In first-order logic, “necessarily imply” might mean universally imply or logically imply or logically universally imply (Types of ‘imply’). Regarding the given statements:

$(1)$ Being in Richmond universally implies being in Virginia.

$(2)$ Being in Springfield does not universally imply being in Virginia.

Answer 3

When we say that $a$ implies $b$ we say that $a$ cannot occur without $b$ occurring as well.

When we say that $a$ does not necessarily imply $b$ we say that $a$ may occur with $b$ or without $b$ occurring as well.

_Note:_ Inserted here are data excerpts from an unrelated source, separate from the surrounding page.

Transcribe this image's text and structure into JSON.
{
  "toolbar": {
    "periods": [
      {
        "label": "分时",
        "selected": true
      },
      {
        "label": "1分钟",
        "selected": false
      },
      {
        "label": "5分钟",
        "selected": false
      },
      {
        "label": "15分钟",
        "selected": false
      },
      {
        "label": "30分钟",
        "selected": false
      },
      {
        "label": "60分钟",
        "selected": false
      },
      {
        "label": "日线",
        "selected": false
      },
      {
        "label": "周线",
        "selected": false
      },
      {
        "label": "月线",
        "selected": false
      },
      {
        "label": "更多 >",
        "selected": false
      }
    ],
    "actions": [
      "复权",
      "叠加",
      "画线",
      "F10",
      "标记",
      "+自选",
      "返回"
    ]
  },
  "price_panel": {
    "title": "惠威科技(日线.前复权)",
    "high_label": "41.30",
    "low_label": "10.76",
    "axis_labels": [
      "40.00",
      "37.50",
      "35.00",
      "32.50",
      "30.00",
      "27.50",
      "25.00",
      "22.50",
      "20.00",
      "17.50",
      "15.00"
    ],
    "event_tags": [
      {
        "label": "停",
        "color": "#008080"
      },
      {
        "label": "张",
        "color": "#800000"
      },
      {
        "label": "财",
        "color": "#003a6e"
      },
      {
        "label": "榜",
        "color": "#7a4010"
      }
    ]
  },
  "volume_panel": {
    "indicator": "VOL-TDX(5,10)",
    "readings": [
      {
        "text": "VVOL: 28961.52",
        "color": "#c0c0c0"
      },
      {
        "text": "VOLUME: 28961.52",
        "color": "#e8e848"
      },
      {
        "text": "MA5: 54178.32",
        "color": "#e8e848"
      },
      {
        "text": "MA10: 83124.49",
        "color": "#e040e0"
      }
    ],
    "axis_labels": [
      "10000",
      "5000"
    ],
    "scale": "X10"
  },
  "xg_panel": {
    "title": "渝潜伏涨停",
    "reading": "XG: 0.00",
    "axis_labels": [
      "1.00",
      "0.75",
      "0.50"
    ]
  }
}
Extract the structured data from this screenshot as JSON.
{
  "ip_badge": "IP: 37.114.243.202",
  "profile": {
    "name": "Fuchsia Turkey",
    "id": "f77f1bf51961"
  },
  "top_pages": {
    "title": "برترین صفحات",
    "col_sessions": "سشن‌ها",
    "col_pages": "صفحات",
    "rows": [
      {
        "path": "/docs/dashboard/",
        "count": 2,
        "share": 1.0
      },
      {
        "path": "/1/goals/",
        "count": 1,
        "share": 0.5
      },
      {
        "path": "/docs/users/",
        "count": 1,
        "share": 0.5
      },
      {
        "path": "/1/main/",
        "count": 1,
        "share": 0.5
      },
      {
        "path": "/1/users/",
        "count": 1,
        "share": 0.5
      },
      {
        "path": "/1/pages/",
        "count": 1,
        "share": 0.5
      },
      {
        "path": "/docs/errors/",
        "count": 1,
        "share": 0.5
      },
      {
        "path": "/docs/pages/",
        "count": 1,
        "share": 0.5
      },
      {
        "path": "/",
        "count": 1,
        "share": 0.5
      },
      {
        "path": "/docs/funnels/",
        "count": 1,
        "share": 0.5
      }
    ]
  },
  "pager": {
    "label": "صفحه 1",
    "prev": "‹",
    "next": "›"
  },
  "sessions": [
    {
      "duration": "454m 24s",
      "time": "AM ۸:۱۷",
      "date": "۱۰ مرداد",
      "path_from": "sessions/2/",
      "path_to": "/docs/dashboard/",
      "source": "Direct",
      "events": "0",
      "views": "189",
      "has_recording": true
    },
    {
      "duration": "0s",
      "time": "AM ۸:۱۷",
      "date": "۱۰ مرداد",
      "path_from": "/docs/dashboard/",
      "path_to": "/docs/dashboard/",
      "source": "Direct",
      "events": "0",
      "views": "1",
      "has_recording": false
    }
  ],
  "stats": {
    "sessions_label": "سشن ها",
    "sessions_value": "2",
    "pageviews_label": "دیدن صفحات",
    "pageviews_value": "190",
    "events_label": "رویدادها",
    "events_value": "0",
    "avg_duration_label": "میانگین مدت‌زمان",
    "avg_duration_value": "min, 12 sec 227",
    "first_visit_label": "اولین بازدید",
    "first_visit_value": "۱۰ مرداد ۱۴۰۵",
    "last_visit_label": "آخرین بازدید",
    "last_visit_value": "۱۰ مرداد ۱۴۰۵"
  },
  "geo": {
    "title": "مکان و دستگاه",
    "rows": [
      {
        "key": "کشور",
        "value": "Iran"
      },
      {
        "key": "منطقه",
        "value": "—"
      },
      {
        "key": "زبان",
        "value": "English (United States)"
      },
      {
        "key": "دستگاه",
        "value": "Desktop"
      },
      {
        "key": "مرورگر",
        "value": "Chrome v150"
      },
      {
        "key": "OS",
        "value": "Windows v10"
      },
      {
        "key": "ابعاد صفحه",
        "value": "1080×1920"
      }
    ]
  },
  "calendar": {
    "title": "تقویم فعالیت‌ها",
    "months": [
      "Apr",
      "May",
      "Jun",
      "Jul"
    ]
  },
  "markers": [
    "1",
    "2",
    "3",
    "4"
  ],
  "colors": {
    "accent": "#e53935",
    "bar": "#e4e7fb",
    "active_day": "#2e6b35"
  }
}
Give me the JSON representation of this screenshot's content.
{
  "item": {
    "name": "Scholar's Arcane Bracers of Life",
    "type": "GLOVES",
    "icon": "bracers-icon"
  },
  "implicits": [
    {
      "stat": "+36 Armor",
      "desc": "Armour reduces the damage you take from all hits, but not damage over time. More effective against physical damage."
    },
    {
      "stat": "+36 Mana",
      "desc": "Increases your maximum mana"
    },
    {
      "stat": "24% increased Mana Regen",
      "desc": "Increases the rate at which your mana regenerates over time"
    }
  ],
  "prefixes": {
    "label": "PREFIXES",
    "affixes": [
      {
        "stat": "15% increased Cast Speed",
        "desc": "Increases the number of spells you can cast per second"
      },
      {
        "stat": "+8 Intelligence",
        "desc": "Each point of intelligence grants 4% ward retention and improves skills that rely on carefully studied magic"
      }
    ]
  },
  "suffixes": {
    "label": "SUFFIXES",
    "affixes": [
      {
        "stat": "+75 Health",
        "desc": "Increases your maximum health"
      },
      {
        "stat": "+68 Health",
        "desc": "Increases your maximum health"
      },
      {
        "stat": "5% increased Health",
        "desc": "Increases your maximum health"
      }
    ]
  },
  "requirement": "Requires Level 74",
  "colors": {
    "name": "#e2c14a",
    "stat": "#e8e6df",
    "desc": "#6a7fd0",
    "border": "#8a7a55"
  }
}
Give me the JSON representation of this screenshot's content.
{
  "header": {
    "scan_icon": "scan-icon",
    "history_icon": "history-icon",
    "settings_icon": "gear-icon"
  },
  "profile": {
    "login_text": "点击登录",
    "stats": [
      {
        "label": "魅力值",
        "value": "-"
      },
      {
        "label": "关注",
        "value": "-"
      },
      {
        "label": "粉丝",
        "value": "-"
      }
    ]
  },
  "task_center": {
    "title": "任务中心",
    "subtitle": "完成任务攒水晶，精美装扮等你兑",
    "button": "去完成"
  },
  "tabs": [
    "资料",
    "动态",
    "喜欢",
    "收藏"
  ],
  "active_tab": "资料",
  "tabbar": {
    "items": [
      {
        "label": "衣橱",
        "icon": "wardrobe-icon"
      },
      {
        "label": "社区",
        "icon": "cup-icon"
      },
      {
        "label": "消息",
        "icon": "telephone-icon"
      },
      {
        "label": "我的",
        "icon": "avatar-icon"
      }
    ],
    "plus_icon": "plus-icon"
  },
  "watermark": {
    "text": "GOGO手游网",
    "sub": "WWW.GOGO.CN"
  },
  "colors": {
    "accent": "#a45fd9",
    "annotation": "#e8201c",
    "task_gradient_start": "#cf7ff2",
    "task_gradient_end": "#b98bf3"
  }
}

To say that $a$ never implies $b$ is to say that $a$ in fact implies the negation of $b$.

The reason for this distinction is that we may assume more information in the background. For example if you add the assumption "Whenever you talk about a city which may lie in Virgina, you will always refer to the one in Virginia." is an additional assumption which make your example an implication, because there is a Springfield in Virginia (at least for sake of argument).

Answer 4

The negation of $r \Rightarrow q$ is $\neg (r \Rightarrow q)$, as you said. Imagine a person in Springfield, Florida saying "I'm in Springfield and I'm not in Virgina". This would be true. The problem is that you actually have to different statements:

$(2a)$ If I, TestSubject…, am in Springfield, I, TestSubject…, am in Virginia.

And on the other hand:

$(2b)$ If someone is in in Sprinfield, they are in Virginia.

Where $(2b)$ would be translated to $\forall x \big(S(x) \Rightarrow V(x) \big)$, whereas $S(x)$ means "$x$ is in Springfield", and $V(x)$ means "$x$" is in Virginia". $(2b)$ is wrong, since there is a person in Springfield, Florida. On the other hand $(2a)$ is true because the material implication "$\Rightarrow$" actually just reads "Assuming the left side is true, the right side also happens to be true". So applied to your sentences, since the left side is true, and the right side happens to be true, also, $(2a)$ is correct.

Answer 5

Your last statement is not correct for propositional calculus, all the rest is.

$a\not\to b$ is shorthand for $\lnot(a\to b)$ and it is the negation of '$a$ necessarily implies $b$', that is, '$a$ doesn't necessarily implies $b$', in other words: 'there can be a situation when $a$ but not $b$'.

The 'being in Springfield of Illinois' is a situation (evaluation) such that $r\land \lnot q$ holds there. On the other hand, it is also true that $r\land\lnot q$ is false in Springfield of Illinois, but evaluated there, $r\to q$ is false as well.

How to say.. you implicitly introduced a variable and the truth of $p$ and $q$ depends on that variable ('my location', in this case). So, in this sense, the evaluation of $p\to q$ may also depend on that variable. So, this is somehow making the propositional calculus rather a first order logic, or some kind of modal logic: there are implications such as $\Box (p\to q)$ or $p\to\Box q$ which can better express.